After late childhood and into adulthood, adolescents should be afforded a “Welcome to Adolescence” letter as a new rite of passage, say two Adolescent Medicine Specialists, in their commentary, published in the July edition of The Journal of Adolescent Health. The proposed letter would offer a structured way to answer adolescent and parent questions on the way healthcare changes during adolescence, and allay concerns.
There are ceremonies and community recognitions that mark the onset of adolescence, with the recognized “evolving capacities” of maturation being around age 12-14 years of age. And, The American Academy of Pediatrics endorses the growing patient having private time the doctor.
For Dr. Lonna P. Gordon, M.D., Pharm.D., of Nemours Children’s Health System, and John S. Santelli, M.D., M.P.H., of Columbia University, a letter from the health care provider to the adolescent reaching age 12, and his or her parents could begin to formalize and guide future health care.

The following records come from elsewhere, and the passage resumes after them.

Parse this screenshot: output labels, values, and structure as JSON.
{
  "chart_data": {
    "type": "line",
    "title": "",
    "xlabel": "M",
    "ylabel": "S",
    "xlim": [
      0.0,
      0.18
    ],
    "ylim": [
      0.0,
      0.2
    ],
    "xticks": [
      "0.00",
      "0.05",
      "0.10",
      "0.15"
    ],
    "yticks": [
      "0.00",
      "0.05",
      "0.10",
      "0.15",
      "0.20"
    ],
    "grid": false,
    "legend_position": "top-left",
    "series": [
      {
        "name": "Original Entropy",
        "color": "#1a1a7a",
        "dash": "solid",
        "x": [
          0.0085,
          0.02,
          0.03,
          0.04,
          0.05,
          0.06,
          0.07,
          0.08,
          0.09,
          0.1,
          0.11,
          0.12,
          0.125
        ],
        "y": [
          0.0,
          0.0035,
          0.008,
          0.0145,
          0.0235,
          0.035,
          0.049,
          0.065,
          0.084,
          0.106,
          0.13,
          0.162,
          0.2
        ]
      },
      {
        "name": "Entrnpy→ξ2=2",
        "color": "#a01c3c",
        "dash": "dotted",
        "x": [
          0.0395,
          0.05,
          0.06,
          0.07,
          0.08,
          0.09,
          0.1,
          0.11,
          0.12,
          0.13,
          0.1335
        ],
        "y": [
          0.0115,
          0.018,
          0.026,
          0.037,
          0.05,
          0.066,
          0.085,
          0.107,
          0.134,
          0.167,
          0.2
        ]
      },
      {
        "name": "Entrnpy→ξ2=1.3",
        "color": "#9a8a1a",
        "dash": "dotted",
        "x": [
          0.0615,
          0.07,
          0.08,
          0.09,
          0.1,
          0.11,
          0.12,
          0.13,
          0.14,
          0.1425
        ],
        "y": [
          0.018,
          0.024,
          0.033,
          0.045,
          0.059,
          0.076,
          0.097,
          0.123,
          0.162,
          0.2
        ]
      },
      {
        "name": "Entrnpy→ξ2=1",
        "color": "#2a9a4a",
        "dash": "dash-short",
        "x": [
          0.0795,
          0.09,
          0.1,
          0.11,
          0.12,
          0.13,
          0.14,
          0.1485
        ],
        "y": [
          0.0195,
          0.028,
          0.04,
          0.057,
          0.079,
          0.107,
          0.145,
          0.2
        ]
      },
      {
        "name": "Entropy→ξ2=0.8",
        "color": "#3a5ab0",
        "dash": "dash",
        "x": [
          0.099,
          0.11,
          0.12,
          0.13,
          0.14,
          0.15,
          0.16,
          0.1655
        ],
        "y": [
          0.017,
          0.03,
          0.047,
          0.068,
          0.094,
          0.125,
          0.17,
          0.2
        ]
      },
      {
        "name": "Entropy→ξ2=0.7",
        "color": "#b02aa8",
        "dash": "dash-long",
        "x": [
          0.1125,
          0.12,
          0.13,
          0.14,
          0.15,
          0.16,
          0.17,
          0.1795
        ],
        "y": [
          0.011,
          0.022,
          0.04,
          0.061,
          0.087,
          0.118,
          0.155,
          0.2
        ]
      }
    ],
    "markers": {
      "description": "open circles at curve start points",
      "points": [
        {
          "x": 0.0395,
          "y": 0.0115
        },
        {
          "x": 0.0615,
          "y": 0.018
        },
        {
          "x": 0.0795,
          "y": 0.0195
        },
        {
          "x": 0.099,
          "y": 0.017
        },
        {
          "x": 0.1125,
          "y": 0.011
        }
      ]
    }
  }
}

“The Welcome Letter marks a change in how health care is provided to adolescents, and recognizes a developing cognitive capacity for reasoned judgment, the adolescent’s desire for autonomy and privacy, and changing social roles that young people face,” said Dr. Gordon, the lead author. Additionally, in a practical way, the letter would explain confidentiality and its limits, the importance of private time between the provider and the adolescent patient, the ongoing role and rights of the parent, and expected communications among providers, parents and adolescents, she added. Parents are still involved in their child’s care until adulthood, but this letter could help the growing patient understand the role he/she plays in staying healthy, said Gordon.
Normally, a growing patient’s private time with a doctor happens when adolescents are older and have a 2- to 10-year relationship with their doctor, the authors found. This alone time is important to the patient experience, said Gordon, as it can involve discussion of critical health issues, from sexuality, substance use, and mental health. “Private time is essential to mitigating the health risks of adolescence,” she said.
The idea of a letter presented to a patient at age 12 to formally mark this time would invite the patient and their caregiver to begin a “significant, multiyear journey” together.